Roberts Court rulings on campaign finance reveal shifting makeup, forceful role
Use this interactive to track campaign spending by interest groups and political parties in the 2010 midterm elections.
Monday, November 1, 2010; 3:02 PM
RIVER FALLS, WIS. - Sometimes, it takes years to see the impact of a Supreme Court decision on American life, and sometimes a ruling lands with an explosion.
The Roberts Court's game-changing decisions on campaign finance reform have been both.
Almost from the moment Chief Justice John G. Roberts Jr. joined the bench five years ago, the court's conservatives have acted systematically on their deep skepticism of campaign spending restrictions. They have repeatedly questioned the ability of Congress to regulate the role of wealth and special interest involvement in elections without offending the First Amendment guarantee of unfettered political speech.
The court's rulings are being felt this year everywhere voters go to the polls.
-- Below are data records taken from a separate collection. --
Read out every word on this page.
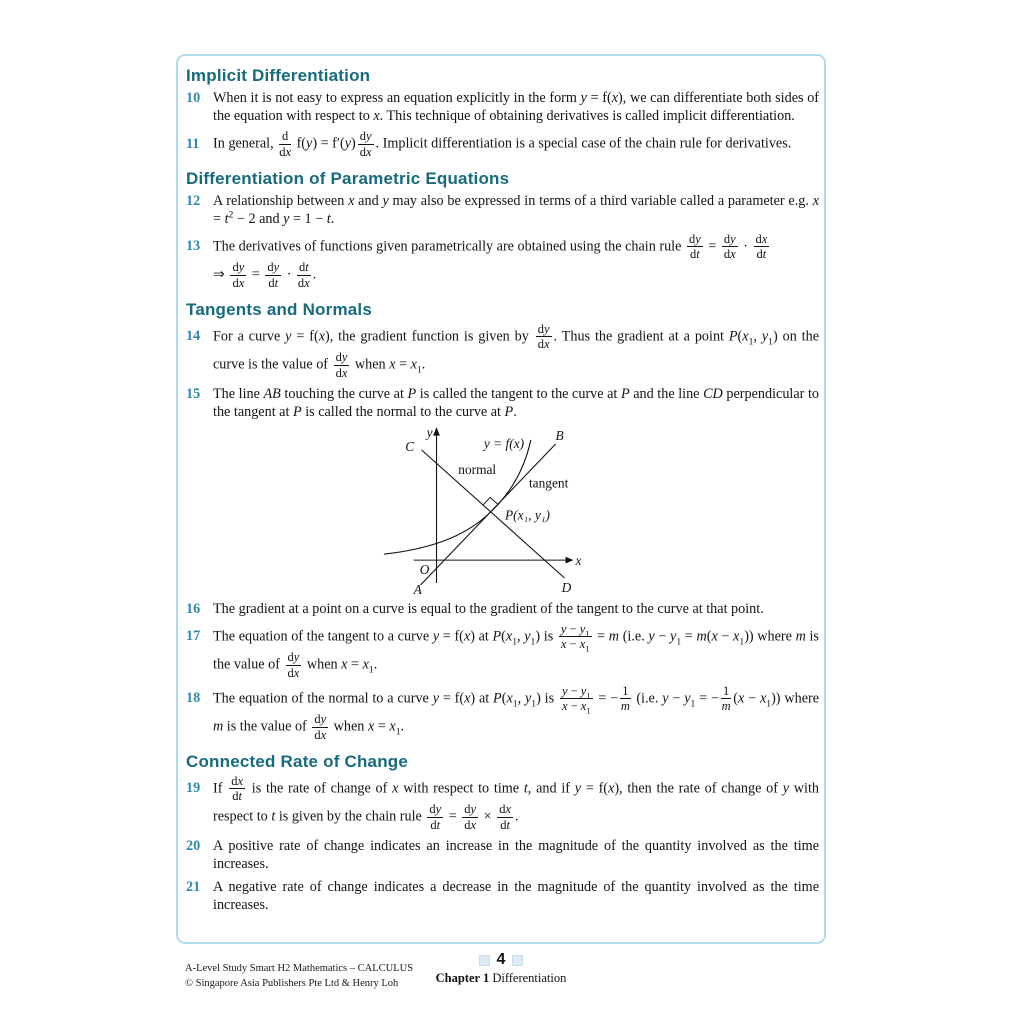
Implicit Differentiation
10 When it is not easy to express an equation explicitly in the form y = f(x), we can differentiate both sides of the equation with respect to x. This technique of obtaining derivatives is called implicit differentiation.
11 In general, $\frac{d}{dx} f(y) = f'(y) \frac{dy}{dx}$ . Implicit differentiation is a special case of the chain rule for derivatives.
Differentiation of Parametric Equations
12 A relationship between x and y may also be expressed in terms of a third variable called a parameter e.g. $x = t^2 - 2$ and y = 1 − t.
13 The derivatives of functions given parametrically are obtained using the chain rule $\frac{dy}{dt} = \frac{dy}{dx} \cdot \frac{dx}{dt}$

⇒ $\frac{dy}{dx} = \frac{dy}{dt} \cdot \frac{dt}{dx}$ .
Tangents and Normals
14 For a curve y = f(x), the gradient function is given by $\frac{dy}{dx}$ . Thus the gradient at a point $P(x_1$, $y_1$) on the curve is the value of $\frac{dy}{dx}$ when $x = x_1$.
15 The line AB touching the curve at P is called the tangent to the curve at P and the line CD perpendicular to the tangent at P is called the normal to the curve at P.
y
x
O
y = f(x)
normal
tangent
P(x₁, y₁)
A
B
C
D
16 The gradient at a point on a curve is equal to the gradient of the tangent to the curve at that point.
17 The equation of the tangent to a curve y = f(x) at $P(x_1$, $y_1$) is $\frac{y - y_1}{x - x_1} = m$ (i.e. $y - y_1 = m(x - x_1)$) where m is the value of $\frac{dy}{dx}$ when $x = x_1$.
18 The equation of the normal to a curve y = f(x) at $P(x_1$, $y_1$) is $\frac{y - y_1}{x - x_1}$ = − $\frac{1}{m} (i.e$. $y - y_1$ = − $\frac{1}{m} (x - x_1)$) where m is the value of $\frac{dy}{dx}$ when $x = x_1$.
Connected Rate of Change
19 If $\frac{dx}{dt}$ is the rate of change of x with respect to time t, and if y = f(x), then the rate of change of y with respect to t is given by the chain rule $\frac{dy}{dt} = \frac{dy}{dx} \times \frac{dx}{dt}$ .
20 A positive rate of change indicates an increase in the magnitude of the quantity involved as the time increases.
21 A negative rate of change indicates a decrease in the magnitude of the quantity involved as the time increases.
A-Level Study Smart H2 Mathematics – CALCULUS
© Singapore Asia Publishers Pte Ltd & Henry Loh
4
Chapter 1 Differentiation
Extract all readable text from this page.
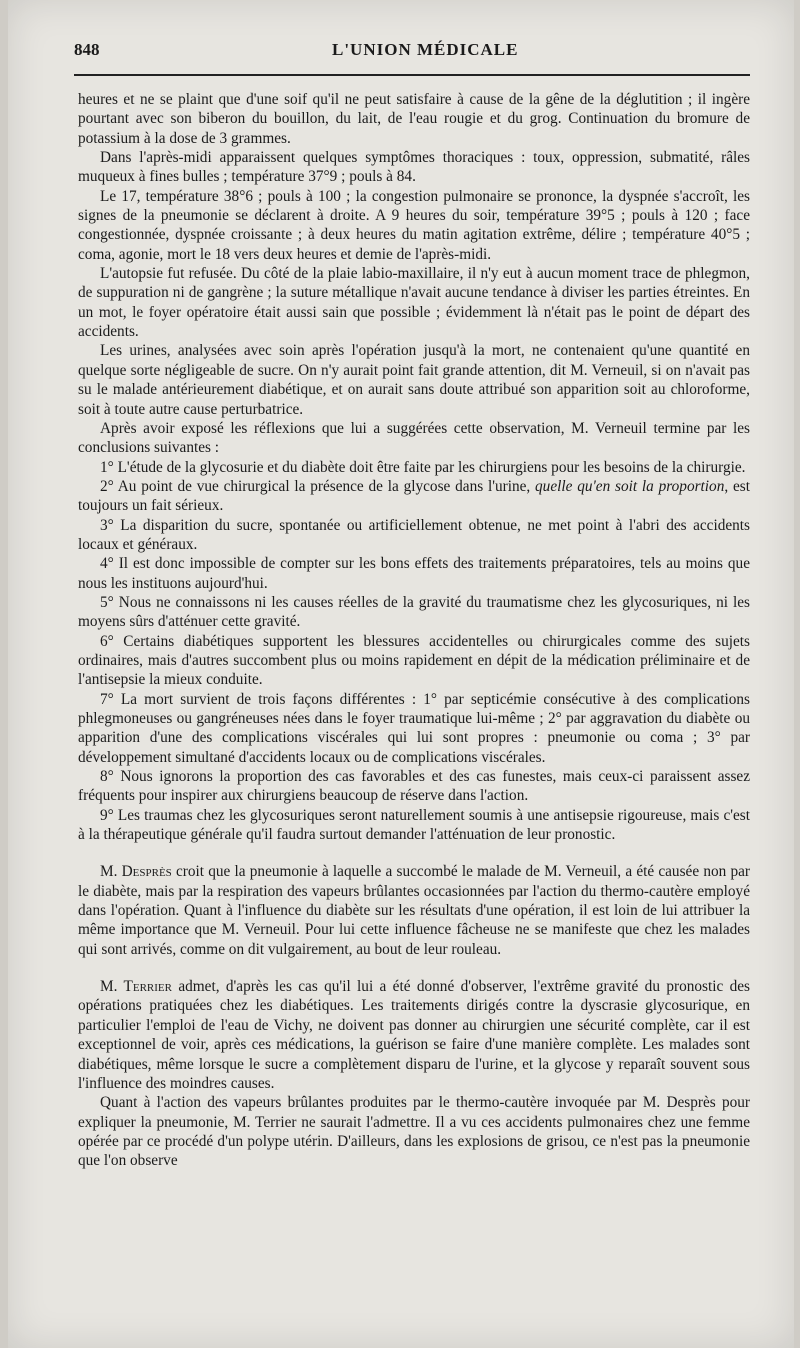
848	L'UNION MÉDICALE

heures et ne se plaint que d'une soif qu'il ne peut satisfaire à cause de la gêne de la déglutition ; il ingère pourtant avec son biberon du bouillon, du lait, de l'eau rougie et du grog. Continuation du bromure de potassium à la dose de 3 grammes.

Dans l'après-midi apparaissent quelques symptômes thoraciques : toux, oppression, submatité, râles muqueux à fines bulles ; température 37°9 ; pouls à 84.

Le 17, température 38°6 ; pouls à 100 ; la congestion pulmonaire se prononce, la dyspnée s'accroît, les signes de la pneumonie se déclarent à droite. A 9 heures du soir, température 39°5 ; pouls à 120 ; face congestionnée, dyspnée croissante ; à deux heures du matin agitation extrême, délire ; température 40°5 ; coma, agonie, mort le 18 vers deux heures et demie de l'après-midi.

L'autopsie fut refusée. Du côté de la plaie labio-maxillaire, il n'y eut à aucun moment trace de phlegmon, de suppuration ni de gangrène ; la suture métallique n'avait aucune tendance à diviser les parties étreintes. En un mot, le foyer opératoire était aussi sain que possible ; évidemment là n'était pas le point de départ des accidents.

Les urines, analysées avec soin après l'opération jusqu'à la mort, ne contenaient qu'une quantité en quelque sorte négligeable de sucre. On n'y aurait point fait grande attention, dit M. Verneuil, si on n'avait pas su le malade antérieurement diabétique, et on aurait sans doute attribué son apparition soit au chloroforme, soit à toute autre cause perturbatrice.

Après avoir exposé les réflexions que lui a suggérées cette observation, M. Verneuil termine par les conclusions suivantes :

1° L'étude de la glycosurie et du diabète doit être faite par les chirurgiens pour les besoins de la chirurgie.

2° Au point de vue chirurgical la présence de la glycose dans l'urine, quelle qu'en soit la proportion, est toujours un fait sérieux.

3° La disparition du sucre, spontanée ou artificiellement obtenue, ne met point à l'abri des accidents locaux et généraux.

4° Il est donc impossible de compter sur les bons effets des traitements préparatoires, tels au moins que nous les instituons aujourd'hui.

5° Nous ne connaissons ni les causes réelles de la gravité du traumatisme chez les glycosuriques, ni les moyens sûrs d'atténuer cette gravité.

6° Certains diabétiques supportent les blessures accidentelles ou chirurgicales comme des sujets ordinaires, mais d'autres succombent plus ou moins rapidement en dépit de la médication préliminaire et de l'antisepsie la mieux conduite.

7° La mort survient de trois façons différentes : 1° par septicémie consécutive à des complications phlegmoneuses ou gangréneuses nées dans le foyer traumatique lui-même ; 2° par aggravation du diabète ou apparition d'une des complications viscérales qui lui sont propres : pneumonie ou coma ; 3° par développement simultané d'accidents locaux ou de complications viscérales.

8° Nous ignorons la proportion des cas favorables et des cas funestes, mais ceux-ci paraissent assez fréquents pour inspirer aux chirurgiens beaucoup de réserve dans l'action.

9° Les traumas chez les glycosuriques seront naturellement soumis à une antisepsie rigoureuse, mais c'est à la thérapeutique générale qu'il faudra surtout demander l'atténuation de leur pronostic.

M. Desprès croit que la pneumonie à laquelle a succombé le malade de M. Verneuil, a été causée non par le diabète, mais par la respiration des vapeurs brûlantes occasionnées par l'action du thermo-cautère employé dans l'opération. Quant à l'influence du diabète sur les résultats d'une opération, il est loin de lui attribuer la même importance que M. Verneuil. Pour lui cette influence fâcheuse ne se manifeste que chez les malades qui sont arrivés, comme on dit vulgairement, au bout de leur rouleau.

M. Terrier admet, d'après les cas qu'il lui a été donné d'observer, l'extrême gravité du pronostic des opérations pratiquées chez les diabétiques. Les traitements dirigés contre la dyscrasie glycosurique, en particulier l'emploi de l'eau de Vichy, ne doivent pas donner au chirurgien une sécurité complète, car il est exceptionnel de voir, après ces médications, la guérison se faire d'une manière complète. Les malades sont diabétiques, même lorsque le sucre a complètement disparu de l'urine, et la glycose y reparaît souvent sous l'influence des moindres causes.

Quant à l'action des vapeurs brûlantes produites par le thermo-cautère invoquée par M. Desprès pour expliquer la pneumonie, M. Terrier ne saurait l'admettre. Il a vu ces accidents pulmonaires chez une femme opérée par ce procédé d'un polype utérin. D'ailleurs, dans les explosions de grisou, ce n'est pas la pneumonie que l'on observe
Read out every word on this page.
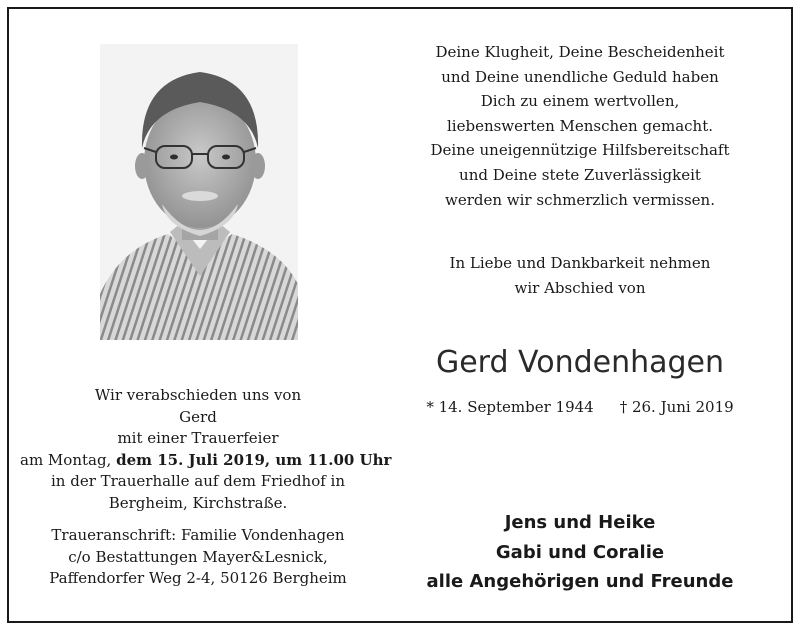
Deine Klugheit, Deine Bescheidenheit
und Deine unendliche Geduld haben
Dich zu einem wertvollen,
liebenswerten Menschen gemacht.
Deine uneigennützige Hilfsbereitschaft
und Deine stete Zuverlässigkeit
werden wir schmerzlich vermissen.
In Liebe und Dankbarkeit nehmen
wir Abschied von
Gerd Vondenhagen
* 14. September 1944 † 26. Juni 2019
Wir verabschieden uns von
Gerd
mit einer Trauerfeier
am Montag, dem 15. Juli 2019, um 11.00 Uhr
in der Trauerhalle auf dem Friedhof in
Bergheim, Kirchstraße.
Traueranschrift: Familie Vondenhagen
c/o Bestattungen Mayer&Lesnick,
Paffendorfer Weg 2-4, 50126 Bergheim
Jens und Heike
Gabi und Coralie
alle Angehörigen und Freunde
But they have special resonance in Wisconsin, where Sen. Russ Feingold, the Democratic author of the McCain-Feingold campaign finance reform act, has seen not only his legislative legacy but his Senate career endangered.
"I've always been a target in this stuff," Feingold said during a recent swing through the western part of his state. "And this year, I'm getting the full dose: over $2 million in these ads [criticizing him] that used to not be legal."
The court's rulings on campaign finance have assured it the most prominent role in the country's elections since its polarizing decision 10 years ago in Bush v. Gore. They also provide perhaps the most striking example of how the Roberts Court differs from its predecessor.
In decision after decision, a slim majority of the court has cut back major parts of McCain-Feingold and other campaign-spending restrictions. The capstone came in January, with its 5 to 4 decision in Citizens United v. Federal Election Commission that rewrote decades of law and said corporations and unions could spend unlimited amounts to support or oppose candidates.
The court has declined two opportunities to expand on the Citizens United ruling, however. On Monday, the court declined to hear a case that sought to loosen the disclosure requirements on groups that spend money independent of candidates. Last summer, it chose not to hear a Republican challenge of limits placed on contributions to political parties.
It's not surprising, Feingold told a small group of supporters recently on the windswept campus of the University of Wisconsin at River Falls, that outside groups are gunning for him. He pointed to a recent piece in Washingtonian magazine that divided the Senate into categories.
"I wasn't fourth, third, second: I was the number one enemy of Washington lobbyists," he said, adding, "A Senate seat can't be bought; it has to be earned. We will never let the special interests drown out the voices of the people."
Polls show Feingold in serious trouble in his reelection fight with Republican businessman Ron Johnson. Johnson has invested more than $8 million of his money in the race, and although the two campaigns are competitive with each other financially, outside groups have spent nearly $3 million on Johnson's behalf.
Feingold said he has requested that outside groups stay out of the race, and a Washington Post analysis shows 92 percent of the outside spending has supported the Republican. The impact has been obvious: The Wesleyan Media Project said there have been more commercials about the Senate race in Wisconsin than in any state outside Nevada, where Senate Majority Leader Harry M. Reid (D) is running for reelection.